The Scribbling Idiots hip-hop collective (JustMe, Cas Metah, Elias, Mouf Warren, MattmaN, ReFlex the Architect, Theory Hazit, Wonder Brown, MP Ancient, Sebastian Hochstein, and Ruffian) has been on a consistent grind, dropping release-after-release to the point of what would be oversaturation if not for the quality. Whether in solo albums are some combination of group members, the collective’s musical aesthetic is rooted in a devotion to the sound and style of ‘90s hip-hop. Common once almost prophetically rapped “this ain’t ’94, Joe, we can’t go back” with a message for the culture to evolve. Evolution is all good and well-needed, but there’s still a niche for dated styles and accompanying fanbases, especially if those styles hold more appeal than current ones. To that end, two Scribbling Idiots (JustMe and Cas Metah) put their heads together for a joint album: “The New ’93.”

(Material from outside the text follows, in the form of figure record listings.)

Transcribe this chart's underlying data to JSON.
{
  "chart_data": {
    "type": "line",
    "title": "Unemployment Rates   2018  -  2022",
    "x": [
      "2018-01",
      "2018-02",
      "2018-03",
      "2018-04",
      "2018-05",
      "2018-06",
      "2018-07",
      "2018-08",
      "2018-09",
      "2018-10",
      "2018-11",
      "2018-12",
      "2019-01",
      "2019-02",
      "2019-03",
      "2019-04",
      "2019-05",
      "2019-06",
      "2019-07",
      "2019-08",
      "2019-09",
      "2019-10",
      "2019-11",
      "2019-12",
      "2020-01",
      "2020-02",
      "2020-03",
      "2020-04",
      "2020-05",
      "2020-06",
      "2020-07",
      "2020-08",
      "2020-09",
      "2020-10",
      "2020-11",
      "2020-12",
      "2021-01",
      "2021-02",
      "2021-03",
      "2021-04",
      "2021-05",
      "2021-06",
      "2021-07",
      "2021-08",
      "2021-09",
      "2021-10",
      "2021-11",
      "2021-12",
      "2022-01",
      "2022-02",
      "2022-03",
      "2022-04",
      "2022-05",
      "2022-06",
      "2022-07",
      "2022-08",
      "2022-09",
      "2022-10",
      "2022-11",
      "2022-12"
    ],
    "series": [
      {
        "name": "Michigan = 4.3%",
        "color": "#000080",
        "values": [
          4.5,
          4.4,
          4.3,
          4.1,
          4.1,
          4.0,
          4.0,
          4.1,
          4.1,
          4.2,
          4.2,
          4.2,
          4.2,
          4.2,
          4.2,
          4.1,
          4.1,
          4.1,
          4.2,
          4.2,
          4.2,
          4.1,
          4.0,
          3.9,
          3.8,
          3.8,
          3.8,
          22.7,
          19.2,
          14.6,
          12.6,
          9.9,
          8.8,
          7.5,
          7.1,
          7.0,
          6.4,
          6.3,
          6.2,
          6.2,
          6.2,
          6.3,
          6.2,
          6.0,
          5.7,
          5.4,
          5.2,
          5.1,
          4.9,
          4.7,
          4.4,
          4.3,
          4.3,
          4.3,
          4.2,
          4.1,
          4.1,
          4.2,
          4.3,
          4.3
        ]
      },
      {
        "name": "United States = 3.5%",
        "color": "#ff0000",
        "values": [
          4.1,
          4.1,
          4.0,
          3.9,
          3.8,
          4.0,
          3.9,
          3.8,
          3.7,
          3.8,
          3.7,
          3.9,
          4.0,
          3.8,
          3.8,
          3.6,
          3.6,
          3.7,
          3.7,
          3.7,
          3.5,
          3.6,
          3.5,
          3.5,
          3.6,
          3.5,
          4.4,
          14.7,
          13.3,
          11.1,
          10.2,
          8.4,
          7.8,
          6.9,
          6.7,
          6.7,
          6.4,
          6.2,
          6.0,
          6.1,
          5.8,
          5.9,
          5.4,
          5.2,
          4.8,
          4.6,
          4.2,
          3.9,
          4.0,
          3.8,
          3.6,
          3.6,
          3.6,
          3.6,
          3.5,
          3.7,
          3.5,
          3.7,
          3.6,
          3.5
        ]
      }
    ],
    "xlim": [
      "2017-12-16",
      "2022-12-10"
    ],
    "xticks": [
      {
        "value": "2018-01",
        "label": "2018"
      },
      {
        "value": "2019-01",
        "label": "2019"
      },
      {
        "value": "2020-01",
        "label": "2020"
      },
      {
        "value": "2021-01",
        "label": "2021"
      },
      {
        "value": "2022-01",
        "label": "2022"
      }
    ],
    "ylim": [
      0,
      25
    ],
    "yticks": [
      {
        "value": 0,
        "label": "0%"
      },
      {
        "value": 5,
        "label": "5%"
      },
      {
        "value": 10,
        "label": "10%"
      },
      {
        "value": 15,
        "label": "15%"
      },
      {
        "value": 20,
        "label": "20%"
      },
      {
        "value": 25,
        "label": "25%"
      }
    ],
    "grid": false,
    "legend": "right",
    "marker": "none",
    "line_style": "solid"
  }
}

It’s a ten-track album with a different producer for each, though Simple Cuts is behind the boards for two of them. Speaking of which, it’s his production which kicks off the album in the form of “Mad World.” I was initially thinking of the Tears For Fears song of the same name and, right on cue, JustMe references them in his verse. It’s worth noting that most of the production contains DJ scratches and samples courtesy of Tobotius of Animal Crackers. “Irreplaceable” already elicits notions of Beyoncé from the title alone, and it bears similarities in the topic: Relationships, specifically showing the confidence to get one started as JustMe, Cas, and guest rapper Cappadonna all spit verses envisioning individual scenarios of approaching women who interest them over Temper’s piano-driven beat. Anno Domini laces the epic-sounding towering “Blast Off” which features an assist from Tragedy Khadafi, who provides a verse proving his status as a seasoned vet.
Also, for comparative measure, Cas Metah is a Columbus native and has a voice and rasp to it which reminds of Massachusetts-raised emcee Terminology. JustMe is a California native with a flow dipped in east coast rap traditions, even down to his voice as he doesn’t seem to have a west coast drawl to his. But they’re not bad together, and should show more lyrical chemistry via tag-teaming rhymes. “Make Waves” has 2DEEPBEATS providing steel drum snares over an airy sample and keyboard loop. Planet Asia has a guest appearance here and delivers a tongue-twisting verse with stand-out lines such as, “Assassin with the blade catch a niggas fade / It’s a rapture on the stage when you capture these grenades / You’ll be a fossil once they really understand the gospel / El Chapo with chopped cheese in the taco.” The album’s posse cut is “Kung Fu Movie Villain” featuring Aceyalone, Mouf Warren, Blast Mega. Produced by HZA/B. Hard Productions, it’s quite the head-nodder and string-driven. Overall, it’s Mouf Warren who had the best verse with his sharp rhyme schemes and nasal cadence. The fifth single, “Part Time” is produced by Scarebeatz and is about the ups and downs of being a rapper who already has a primary occupation:
The album’s closer is D1’s remix of Make Waves, and all that’s different is the background sample and, therefore, can’t touch 2DEEPBEATS’s version. The three preceding tracks include “No Rights Left” produced by Sebastian Hochstein. JustMe has good wordplay (“Your rights left when they rewrote your leftovers / It’s not fake but your hot take was reheated / If you ain’t running on E, then you defeated”). On Simple Cuts’ second and last cut on the album, “Raining Indoors”, emcee Aztek the Barfly drops the heavy load first, though Metah has a good point with his rap “There’s no honor, no respect, no benevolence / We all have character flaws, but bearing them ALL for the world isn’t humility, it’s arrogance.” Finally, at “Breaking Point”, they feature D1 on the hook while fellow guest Motionplus drops a politically-laced voice first to convey his arrival at his own breaking point. Cas and JustMe follow suit over the hazy beat produced by Theory Hazit. On the whole, “The New ‘93” isn’t new at all. In a sense, it harks back to Just’s line from “No Rights Left” when he spat “…rewrote your leftovers / It’s not fake but your hot take was reheated.” Though meant as a battle rhyme, the inherent statement can be applied to the album as well. But despite the ancient aesthetics which abound, “The New ‘93” still holds more weight than its two-star modern contemporaries.